Now I suppose that if we assume the death rate is constant for everyone at all times - or use a more realistic actuarial curve - then we can even transform the HR factor into an average effect on lifespan for fasters vs nonfaster.

Then we could say "ah, nonfasters will die on average 4 years sooner than nonfasters". I think that would help contextualize the numbers even better than relative death rates (which are hard for individuals to reason about).

Are you familiar with how we might convert death HR into an expected lifespan delta for the average person? Would that analysis actually hold any meaningful truth?

> Are you familiar with how we might convert death HR into an expected lifespan delta for the average person?

You'd have to integrate over lifespan using an actuarial table, I assume.

This figure of 1.8 wasn't for all-cause mortality, but rather for heart-disease deaths among breakfast-skippers. I wouldn't worry (much) for a bunch of related reasons:

- The more complexity you need to specify a statistic, the more evidence you need to overcome a presumption it's an artifact. (Some of this caveat shows up in how they report it ("multivariable-adjusted", "95% confidence interval"), but these frequentist-statistics methods don't really account for all the real-world reasons for doubt.)

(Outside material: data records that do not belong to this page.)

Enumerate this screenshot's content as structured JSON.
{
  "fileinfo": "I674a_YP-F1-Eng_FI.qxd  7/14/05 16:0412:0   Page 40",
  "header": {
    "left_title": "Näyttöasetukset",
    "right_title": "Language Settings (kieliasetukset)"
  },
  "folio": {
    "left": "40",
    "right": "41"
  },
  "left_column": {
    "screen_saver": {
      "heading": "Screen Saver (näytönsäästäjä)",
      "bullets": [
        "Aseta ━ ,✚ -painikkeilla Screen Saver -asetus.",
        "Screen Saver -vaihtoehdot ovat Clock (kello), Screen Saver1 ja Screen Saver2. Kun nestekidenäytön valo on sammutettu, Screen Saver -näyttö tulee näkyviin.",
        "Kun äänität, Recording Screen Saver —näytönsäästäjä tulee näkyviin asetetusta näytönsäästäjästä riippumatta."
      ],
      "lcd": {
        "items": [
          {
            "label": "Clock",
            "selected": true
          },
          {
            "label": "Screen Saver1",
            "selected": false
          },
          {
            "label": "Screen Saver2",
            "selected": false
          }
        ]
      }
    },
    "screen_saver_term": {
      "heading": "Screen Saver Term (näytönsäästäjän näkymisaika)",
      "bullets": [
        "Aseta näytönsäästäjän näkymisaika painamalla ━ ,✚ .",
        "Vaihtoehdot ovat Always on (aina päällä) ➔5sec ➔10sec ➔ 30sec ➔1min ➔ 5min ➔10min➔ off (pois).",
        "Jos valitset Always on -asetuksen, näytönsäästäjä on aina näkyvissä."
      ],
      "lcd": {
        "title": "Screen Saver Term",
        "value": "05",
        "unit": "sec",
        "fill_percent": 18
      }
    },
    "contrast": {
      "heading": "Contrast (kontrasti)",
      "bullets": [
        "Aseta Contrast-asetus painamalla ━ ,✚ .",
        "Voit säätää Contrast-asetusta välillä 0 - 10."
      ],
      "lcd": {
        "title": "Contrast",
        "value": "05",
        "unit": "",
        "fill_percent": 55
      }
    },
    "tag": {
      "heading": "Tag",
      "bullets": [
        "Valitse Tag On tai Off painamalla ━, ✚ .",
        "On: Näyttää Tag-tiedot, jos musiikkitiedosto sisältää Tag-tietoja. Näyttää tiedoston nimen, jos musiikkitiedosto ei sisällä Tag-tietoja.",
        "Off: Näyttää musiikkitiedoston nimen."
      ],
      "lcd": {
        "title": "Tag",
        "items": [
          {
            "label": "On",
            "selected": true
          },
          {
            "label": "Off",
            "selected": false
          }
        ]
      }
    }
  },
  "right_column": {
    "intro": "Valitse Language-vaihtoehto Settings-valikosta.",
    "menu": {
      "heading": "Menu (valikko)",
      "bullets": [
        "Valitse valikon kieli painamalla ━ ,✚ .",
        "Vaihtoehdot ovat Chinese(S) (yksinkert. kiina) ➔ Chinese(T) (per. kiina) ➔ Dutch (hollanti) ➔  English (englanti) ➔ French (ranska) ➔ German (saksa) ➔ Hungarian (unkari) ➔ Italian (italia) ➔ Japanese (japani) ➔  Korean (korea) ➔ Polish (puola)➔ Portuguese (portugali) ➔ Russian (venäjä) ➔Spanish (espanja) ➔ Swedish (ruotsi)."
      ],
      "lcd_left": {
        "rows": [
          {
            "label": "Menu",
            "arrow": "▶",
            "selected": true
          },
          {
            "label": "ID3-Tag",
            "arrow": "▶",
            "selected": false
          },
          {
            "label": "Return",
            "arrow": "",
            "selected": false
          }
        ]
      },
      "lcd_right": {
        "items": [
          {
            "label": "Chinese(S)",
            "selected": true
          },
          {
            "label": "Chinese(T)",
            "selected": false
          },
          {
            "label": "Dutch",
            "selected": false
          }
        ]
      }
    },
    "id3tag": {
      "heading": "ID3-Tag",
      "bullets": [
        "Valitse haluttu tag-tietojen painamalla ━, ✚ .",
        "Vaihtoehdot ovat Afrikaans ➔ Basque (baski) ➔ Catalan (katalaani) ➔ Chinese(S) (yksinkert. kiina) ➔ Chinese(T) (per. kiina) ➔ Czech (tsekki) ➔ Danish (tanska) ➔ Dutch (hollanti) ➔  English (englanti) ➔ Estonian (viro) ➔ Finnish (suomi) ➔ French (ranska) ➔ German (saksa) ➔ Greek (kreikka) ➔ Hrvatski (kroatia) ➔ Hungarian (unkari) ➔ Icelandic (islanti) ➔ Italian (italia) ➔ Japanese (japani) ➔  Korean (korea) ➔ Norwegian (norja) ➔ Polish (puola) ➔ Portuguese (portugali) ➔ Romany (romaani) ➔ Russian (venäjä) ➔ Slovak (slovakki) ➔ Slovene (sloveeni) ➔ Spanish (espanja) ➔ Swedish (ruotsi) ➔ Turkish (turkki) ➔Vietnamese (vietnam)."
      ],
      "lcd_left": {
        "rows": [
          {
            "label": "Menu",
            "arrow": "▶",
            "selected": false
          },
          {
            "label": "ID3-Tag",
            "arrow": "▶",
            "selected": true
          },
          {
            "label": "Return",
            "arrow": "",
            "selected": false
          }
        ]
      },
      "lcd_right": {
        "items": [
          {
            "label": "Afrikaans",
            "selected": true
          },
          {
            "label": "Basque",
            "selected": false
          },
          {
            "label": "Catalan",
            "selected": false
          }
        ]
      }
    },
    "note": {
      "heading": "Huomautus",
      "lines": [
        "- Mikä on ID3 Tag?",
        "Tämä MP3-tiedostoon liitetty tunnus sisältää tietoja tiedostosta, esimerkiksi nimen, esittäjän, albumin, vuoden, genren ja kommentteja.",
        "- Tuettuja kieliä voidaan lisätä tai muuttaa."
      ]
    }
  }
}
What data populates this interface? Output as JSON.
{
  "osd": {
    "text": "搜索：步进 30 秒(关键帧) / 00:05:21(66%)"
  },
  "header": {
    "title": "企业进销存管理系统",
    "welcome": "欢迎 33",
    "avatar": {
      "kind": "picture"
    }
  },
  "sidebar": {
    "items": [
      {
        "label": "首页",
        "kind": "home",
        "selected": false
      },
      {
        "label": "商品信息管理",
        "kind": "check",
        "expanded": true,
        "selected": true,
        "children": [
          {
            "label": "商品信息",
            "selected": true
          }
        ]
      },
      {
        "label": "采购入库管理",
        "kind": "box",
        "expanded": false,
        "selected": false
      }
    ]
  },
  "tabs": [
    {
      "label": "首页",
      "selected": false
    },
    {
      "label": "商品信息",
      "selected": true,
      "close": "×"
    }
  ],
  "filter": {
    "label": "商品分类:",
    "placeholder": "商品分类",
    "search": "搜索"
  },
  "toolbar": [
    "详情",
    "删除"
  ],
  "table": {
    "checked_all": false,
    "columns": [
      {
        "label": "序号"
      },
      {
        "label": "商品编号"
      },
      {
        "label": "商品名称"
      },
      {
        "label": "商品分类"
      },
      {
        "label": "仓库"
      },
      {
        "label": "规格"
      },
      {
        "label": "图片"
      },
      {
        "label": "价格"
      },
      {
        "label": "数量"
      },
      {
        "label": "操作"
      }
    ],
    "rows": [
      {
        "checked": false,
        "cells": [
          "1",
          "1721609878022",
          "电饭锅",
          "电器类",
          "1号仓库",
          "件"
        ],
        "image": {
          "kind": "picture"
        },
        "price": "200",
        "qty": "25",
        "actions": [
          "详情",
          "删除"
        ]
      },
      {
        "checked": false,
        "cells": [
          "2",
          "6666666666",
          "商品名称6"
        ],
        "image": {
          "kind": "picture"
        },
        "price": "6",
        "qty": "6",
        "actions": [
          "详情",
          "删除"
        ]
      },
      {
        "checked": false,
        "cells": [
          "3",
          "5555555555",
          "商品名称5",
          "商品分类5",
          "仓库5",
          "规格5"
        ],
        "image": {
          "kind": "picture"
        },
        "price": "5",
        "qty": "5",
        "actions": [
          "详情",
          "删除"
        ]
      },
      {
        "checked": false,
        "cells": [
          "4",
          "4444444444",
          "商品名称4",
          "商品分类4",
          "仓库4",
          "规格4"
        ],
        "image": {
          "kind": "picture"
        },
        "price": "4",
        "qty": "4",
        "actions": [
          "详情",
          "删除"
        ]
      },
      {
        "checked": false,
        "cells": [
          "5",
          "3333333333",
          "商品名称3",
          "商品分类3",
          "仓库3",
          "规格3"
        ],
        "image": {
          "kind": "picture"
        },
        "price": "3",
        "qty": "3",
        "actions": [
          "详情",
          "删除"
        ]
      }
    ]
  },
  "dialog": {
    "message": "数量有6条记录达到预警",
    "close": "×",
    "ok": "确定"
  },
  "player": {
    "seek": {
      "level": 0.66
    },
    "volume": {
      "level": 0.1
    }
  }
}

- This study was observational, not interventional. It's one study. Observational studies, particularly in epidemiology, particularly for diet, are often misleading.

- What'd be the mechanism making skipping breakfast have this big an effect? There could well be a good answer to that, but it doesn't spring to mind for me. In other words, what was your prior on this hypothesis, before this paper?

- I haven't read the paper beyond the abstract linked to, but https://news.ycombinator.com/item?id=34883541 lists some potential problems.

- The process that brings a particular medical paper to your attention, unfortunately, is not much like one that optimizes for the most significant updates to the probability distribution you should have over hypotheses. Unless you have a much better news feed than most of us, anyway.

I think of a result like this as a little bit of evidence to keep in mind as you learn more. It's not making me do anything different right now. That might seem harsh about a study involving "185,398 person-years of follow-up period" -- that must've taken a fuck-ton of work -- but it seems to be the world we're in.